You may not have heard, but it was a diesel that won the Super Bowl of efficient auto technology this past fall when the Volkswagen Jetta TDI was named “Green Car of the Year,” beating the popular Ford Fusion and Saturn Vue hybrids. The Jetta TDI certainly seems to be going where few diesels have gone in recent years –- toward success on American soil. As the Green Car Journal editors put it:
“The 2009 Jetta TDI breaks new ground in the field of clean diesels, achieving emissions certification in all 50 states without the use of special additives or extraordinary measures. ... It also achieves estimated highway fuel economy of 41 mpg with greatly reduced greenhouse gas emissions.”
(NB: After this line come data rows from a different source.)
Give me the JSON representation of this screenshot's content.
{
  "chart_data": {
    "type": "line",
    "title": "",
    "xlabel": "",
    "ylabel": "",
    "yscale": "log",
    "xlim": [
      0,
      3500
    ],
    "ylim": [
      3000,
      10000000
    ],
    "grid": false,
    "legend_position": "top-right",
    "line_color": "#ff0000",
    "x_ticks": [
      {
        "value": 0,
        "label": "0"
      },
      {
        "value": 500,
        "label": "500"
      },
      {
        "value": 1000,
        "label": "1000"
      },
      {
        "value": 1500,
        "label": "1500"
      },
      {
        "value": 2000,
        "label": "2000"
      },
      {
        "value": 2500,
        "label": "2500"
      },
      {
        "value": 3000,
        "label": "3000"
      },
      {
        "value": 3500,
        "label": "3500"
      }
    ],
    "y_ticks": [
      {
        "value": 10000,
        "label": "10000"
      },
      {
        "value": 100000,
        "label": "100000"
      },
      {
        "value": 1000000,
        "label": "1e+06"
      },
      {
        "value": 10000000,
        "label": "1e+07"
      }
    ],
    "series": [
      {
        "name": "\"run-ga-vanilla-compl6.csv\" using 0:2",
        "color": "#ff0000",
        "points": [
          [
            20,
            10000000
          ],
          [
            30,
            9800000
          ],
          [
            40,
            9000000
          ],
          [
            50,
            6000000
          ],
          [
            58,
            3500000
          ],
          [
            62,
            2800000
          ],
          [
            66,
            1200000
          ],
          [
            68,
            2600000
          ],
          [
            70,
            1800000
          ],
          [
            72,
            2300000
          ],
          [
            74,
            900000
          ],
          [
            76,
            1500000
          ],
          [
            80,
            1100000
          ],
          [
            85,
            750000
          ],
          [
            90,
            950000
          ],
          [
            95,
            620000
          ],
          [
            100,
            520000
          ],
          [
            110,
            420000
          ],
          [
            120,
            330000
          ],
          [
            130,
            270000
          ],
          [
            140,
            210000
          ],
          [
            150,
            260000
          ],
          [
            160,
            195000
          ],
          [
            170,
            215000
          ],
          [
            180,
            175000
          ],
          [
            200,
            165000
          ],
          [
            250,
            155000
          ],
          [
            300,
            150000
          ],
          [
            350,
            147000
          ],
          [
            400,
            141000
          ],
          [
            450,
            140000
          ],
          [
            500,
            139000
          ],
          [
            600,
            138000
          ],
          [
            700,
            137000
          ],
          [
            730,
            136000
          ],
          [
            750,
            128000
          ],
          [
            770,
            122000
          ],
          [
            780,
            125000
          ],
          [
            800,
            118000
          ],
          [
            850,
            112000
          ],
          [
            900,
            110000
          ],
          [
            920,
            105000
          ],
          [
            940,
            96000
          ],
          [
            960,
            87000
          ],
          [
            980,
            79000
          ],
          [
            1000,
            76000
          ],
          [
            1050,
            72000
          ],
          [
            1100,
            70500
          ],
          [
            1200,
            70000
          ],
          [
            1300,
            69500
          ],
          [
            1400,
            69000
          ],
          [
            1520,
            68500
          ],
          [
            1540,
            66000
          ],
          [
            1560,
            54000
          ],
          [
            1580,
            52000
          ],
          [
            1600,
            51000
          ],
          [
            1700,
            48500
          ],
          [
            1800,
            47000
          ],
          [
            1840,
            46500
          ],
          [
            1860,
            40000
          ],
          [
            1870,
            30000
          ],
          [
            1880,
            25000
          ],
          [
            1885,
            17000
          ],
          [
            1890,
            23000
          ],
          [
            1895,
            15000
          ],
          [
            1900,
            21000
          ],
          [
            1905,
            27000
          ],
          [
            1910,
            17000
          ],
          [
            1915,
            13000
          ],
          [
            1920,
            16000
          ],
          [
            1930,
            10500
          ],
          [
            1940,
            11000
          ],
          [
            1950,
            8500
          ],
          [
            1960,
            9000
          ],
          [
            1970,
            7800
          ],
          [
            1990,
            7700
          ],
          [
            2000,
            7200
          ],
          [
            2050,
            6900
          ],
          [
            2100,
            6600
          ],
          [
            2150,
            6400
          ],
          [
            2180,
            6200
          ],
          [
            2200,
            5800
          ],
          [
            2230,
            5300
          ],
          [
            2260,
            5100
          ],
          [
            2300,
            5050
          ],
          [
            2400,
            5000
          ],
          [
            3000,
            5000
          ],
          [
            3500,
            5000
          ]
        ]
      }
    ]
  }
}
That's a pretty strong endorsement of a fuel once almost entirely written off in our hemisphere. To understand the turnaround, here's a quick look at Big D's history, and some of the other burgeoning “green car” technologies giving the “new diesel” a run for its money:
Diesel: Old-school green
Biodiesel fans love to point out that Rudolf Diesel originally ran his internal combustion engine on peanut oil back in 1898. And, at first, Americans warmed up to the powerful fuel, with mechanic Clessie Cummins building diesel up to become the standard for big rigs and fleet vehicles.
In 1936, the first diesel passenger vehicle was built by Mercedes Benz. The engine never really took off in American consumer cars until the OPEC oil embargo in 1973, and ensuing lines and shortages led General Motors to take a more serious look at diesel as an “alternative” fuel. Unfortunately, a design flaw in GM's Oldsmobile diesel V8 engines and a few other models led to a class-action lawsuit and turned diesel's name in the United States to mud virtually overnight.
Meanwhile, in Europe, diesel maintained a decent reputation. When gas prices there were double what we paid in the United States during the 1990s, European officials created tax breaks to encourage diesel ownership, and technological improvements essentially eliminated the pollution and performance issues with the fuel.
Diesel manufacturers have long had designs on the American consumer market, but when Hurricane Katrina slammed into the Gulf Coast in 2005, shutting down refineries and oil production there, the cost of stateside diesel skyrocketed, and the focus of green-conscious drivers seemed to be firmly planted on hybrids.
But with the crash of gas and diesel prices, and all the apparent advantages of biodiesel over ethanol, it makes sense that a car like the Jetta TDI is suddenly at the forefront. Even with new, tougher emissions standards for diesels coming in 2010, many major manufacturers are working on consumer diesels.
Hybrids hit back
Less than six months after the hybrid snubbing at the Green Car Awards, the 2010 Prius ups the ante with 50 miles per gallon for the same sticker price as the Jetta TDI. In Europe, many models are already achieving upwards of 70 mpg, and now that gas prices are inching up again, it's likely that the hybrid's real heyday is yet to come. And of course, hybrids offer something that pure diesels can't -- the possibility of having the best of both worlds. Just imagine running on renewable biodiesel and reaching 50-plus mpg in your new diesel hybrid.
Not just a two-horse race: CNG, electrics and more
When it comes to green fuels, it can be argued that ethanol won the race a long time ago, with a percentage of each gallon of unleaded now coming from corn. But, for those Flex-Fuel vehicles that can burn E-85 (85 percent ethanol, 15 percent petrol), the jury is still out, with many scientists finding it takes more energy to make a gallon of the stuff than you'll get out in performance.
Biodiesel's fortunes have been looking up, and its fate is inextricably linked with mass acceptance of vehicles like the Jetta TDI.
And what about oil tycoon T. Boone Pickens' plan to run all our cars of good ol' American natural gas? It has been tried in the past with limited success, due largely to bad timing: As CNG stations popped up in the '90s, gas prices soon crashed. Enough of a public relations and subsidies push could change its fortunes, but that doesn't seem to be on the horizon, not to mention that it's not sustainable.